An Irish-born chef plans to prepare local, fresh and creative dishes in downtown Camas.

Tim McCusker, owner of the Rustic Palate (a catering company), will open Harvest restaurant, next to the Camas Hotel, at 401 N.E. Fourth Ave., within the next two months.

“We’ve always been very fond of main street,” he said. “It is picturesque. Everyone has been very warm.

“Even when you pass a stranger, someone gives you a smile,” McCusker added.

He and the Harvest space are available now for catered events.

“We have five or six events booked, including a wedding reception, some Christmas bookings and a few company Christmas parties,” McCusker said.

He described the dishes at Harvest to be “family friendly comfort food.”

“It will be exciting and innovative — not just steak on mashed potatoes, but apple-wrapped bacon with Peruvian potatoes and whipped blue cheese,” McCusker said. “There will be entrees, small plates and maybe table side flambe desserts.”

He also mentioned pork shank “osso buco” style, local beer-braised beef and hot butcher blocks of duck breast with blackberry jam. Dinners and weekend breakfasts will be among the meals served at Harvest.

“The hotel has been very nice to us,” McCusker said. “We want to make sure we supply the needs of the hotel guests.”

McCusker, 40, won the “Iron Chef” competition in Portland last year.

He has helped some consultants build restaurants.

“I’m like a Gordan Ramsay without vulgarity,” McCusker said. “I don’t really yell at people.”

Harvest is owned by Tim, his wife Melissa and a former neighbor, Ryan Lenoir. The McCuskers lived in Camas for four years before recently moving to Washougal. They have three children.

The McCuskers previously lived in Charleston, S.C., where Tim prepared the world’s longest sushi roll at an aquarium.

During their first year in the restaurant business, they made $40,000 in a makeshift kitchen at a rented garage.
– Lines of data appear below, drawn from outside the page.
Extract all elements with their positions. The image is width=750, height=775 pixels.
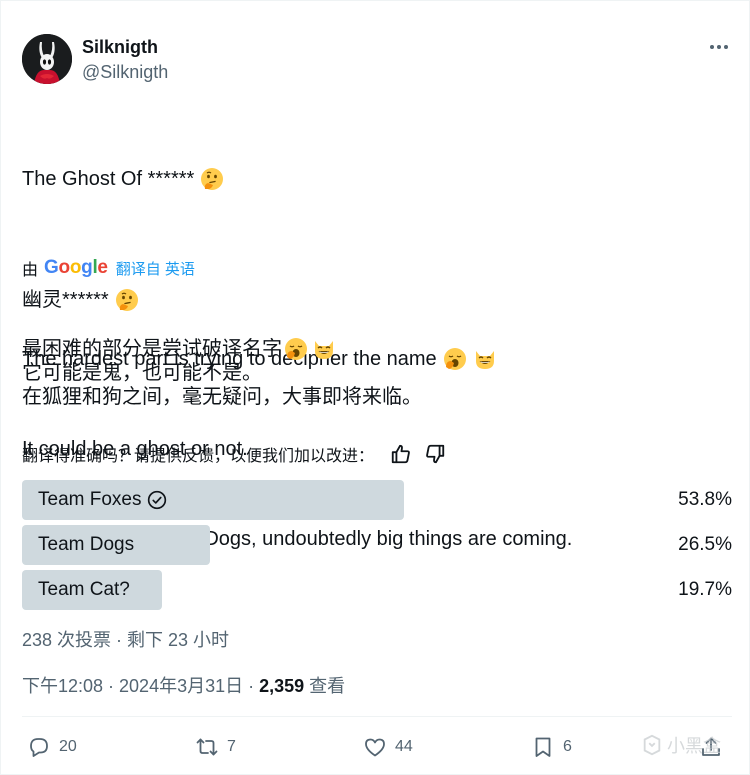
tweet-timestamp[interactable]: 下午12:08 · 2024年3月31日 · [22,676,259,696]
poll-option-label: Team Foxes [38,489,142,510]
yawning-face-icon [443,348,466,370]
tweet-metadata: 下午12:08 · 2024年3月31日 · 2,359 查看 [22,672,345,698]
views-label: 查看 [304,676,346,696]
thinking-face-icon [201,168,224,190]
translated-by: 由 Google 翻译自 英语 [22,257,195,279]
repost-icon [196,738,218,756]
like-count: 44 [395,738,413,755]
view-count: 2,359 [259,676,305,696]
grinning-cat-face-icon [475,351,494,369]
divider [22,716,732,717]
translation-line: 幽灵****** [22,288,422,312]
check-circle-icon [148,490,167,510]
thumbs-up-icon[interactable] [390,443,412,465]
translation-feedback: 翻译得准确吗？请提供反馈，以便我们加以改进： [22,443,446,465]
bookmark-icon [535,737,551,757]
poll-option-label: Team Cat? [38,579,130,600]
poll-option-dogs[interactable]: Team Dogs 26.5% [22,525,732,565]
reply-count: 20 [59,738,77,755]
translated-text: 幽灵****** 最困难的部分是尝试破译名字 它可能是鬼，也可能不是。 在狐狸和… [22,288,422,409]
bookmark-count: 6 [563,738,572,755]
yawning-face-icon [285,338,307,360]
poll-option-percent: 26.5% [678,534,732,555]
bookmark-button[interactable]: 6 [531,729,572,765]
poll-option-foxes[interactable]: Team Foxes 53.8% [22,480,732,520]
grinning-cat-face-icon [315,341,333,359]
translation-line [22,312,422,337]
tweet-card: Silknigth @Silknigth The Ghost Of ******… [0,0,750,775]
thinking-face-icon [115,289,138,311]
heart-icon [365,738,385,757]
translation-line: 最困难的部分是尝试破译名字 [22,337,422,361]
google-logo: Google [44,257,108,278]
avatar[interactable] [22,34,72,84]
poll-option-cat[interactable]: Team Cat? 19.7% [22,570,732,610]
repost-button[interactable]: 7 [195,729,236,765]
watermark-logo-icon [643,734,661,756]
poll-option-percent: 53.8% [678,489,732,510]
tweet-line: The Ghost Of ****** [22,164,572,194]
author-handle[interactable]: @Silknigth [82,62,168,83]
thumbs-down-icon[interactable] [424,443,446,465]
translation-line: 它可能是鬼，也可能不是。 [22,362,262,384]
reply-button[interactable]: 20 [27,729,77,765]
translated-from-link[interactable]: 翻译自 英语 [116,258,195,279]
repost-count: 7 [227,738,236,755]
action-bar: 20 7 44 6 [1,729,750,765]
author-name[interactable]: Silknigth [82,37,158,58]
poll-option-label: Team Dogs [38,534,135,555]
translation-line: 在狐狸和狗之间，毫无疑问，大事即将来临。 [22,386,422,408]
like-button[interactable]: 44 [363,729,413,765]
poll-option-percent: 19.7% [678,579,732,600]
more-options-icon[interactable] [707,37,731,57]
watermark: 小黑盒 [641,728,721,762]
reply-icon [30,738,48,757]
poll-summary: 238 次投票 · 剩下 23 小时 [22,630,230,650]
That figure increased to more than $250,000 in the second year.

Tim grew up in Northern Ireland, Spain and England, where his parents owned pubs and hotels.
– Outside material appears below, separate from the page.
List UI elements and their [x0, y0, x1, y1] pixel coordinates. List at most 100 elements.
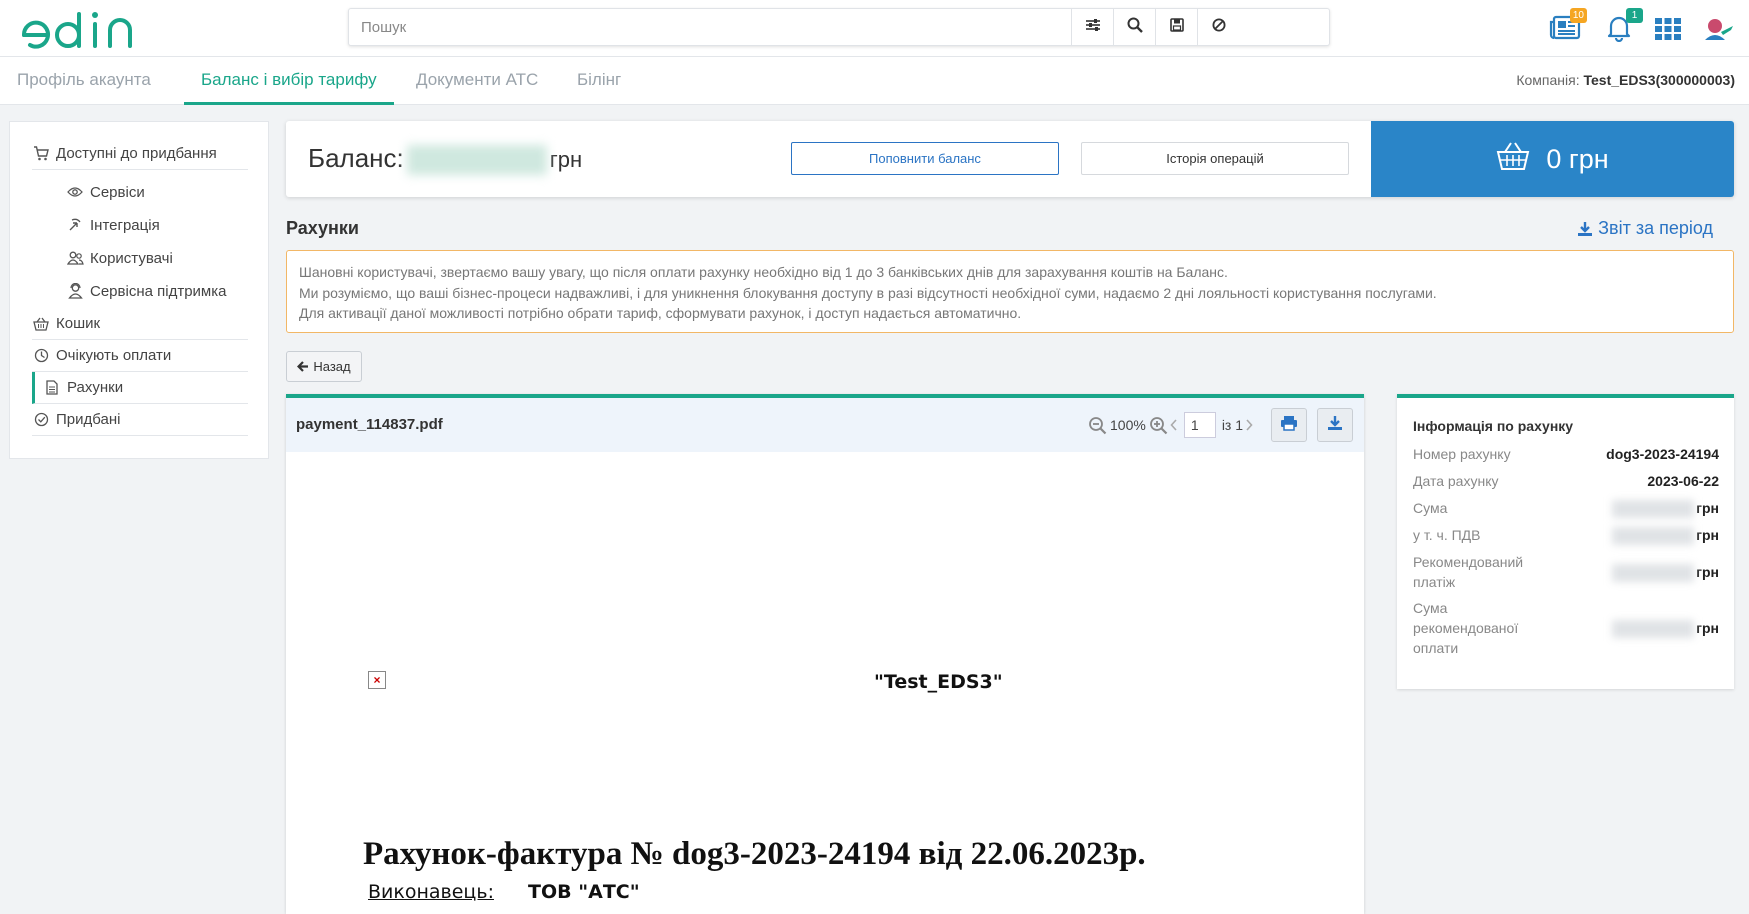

“It was quite the experience,” he said. “In the mornings [for] my chores before school, I had to clean the beer lines, help mop the cellar, and help my dad pour a half dozen pints of Guinness.”

Last week, Tim cooked bananas foster for 3,000 people at a wedding planner trade show in Portland.

This week, he plans to participate in the Camas First Friday chili cookoff, from 5 to 8 p.m., at the future site of Harvest.

“We treat people the way we want to be treated,” Tim said. “We want to know their names and families and provide a warm welcome for people.

Harvest will open in the former location of Oliver’s, which closed in September.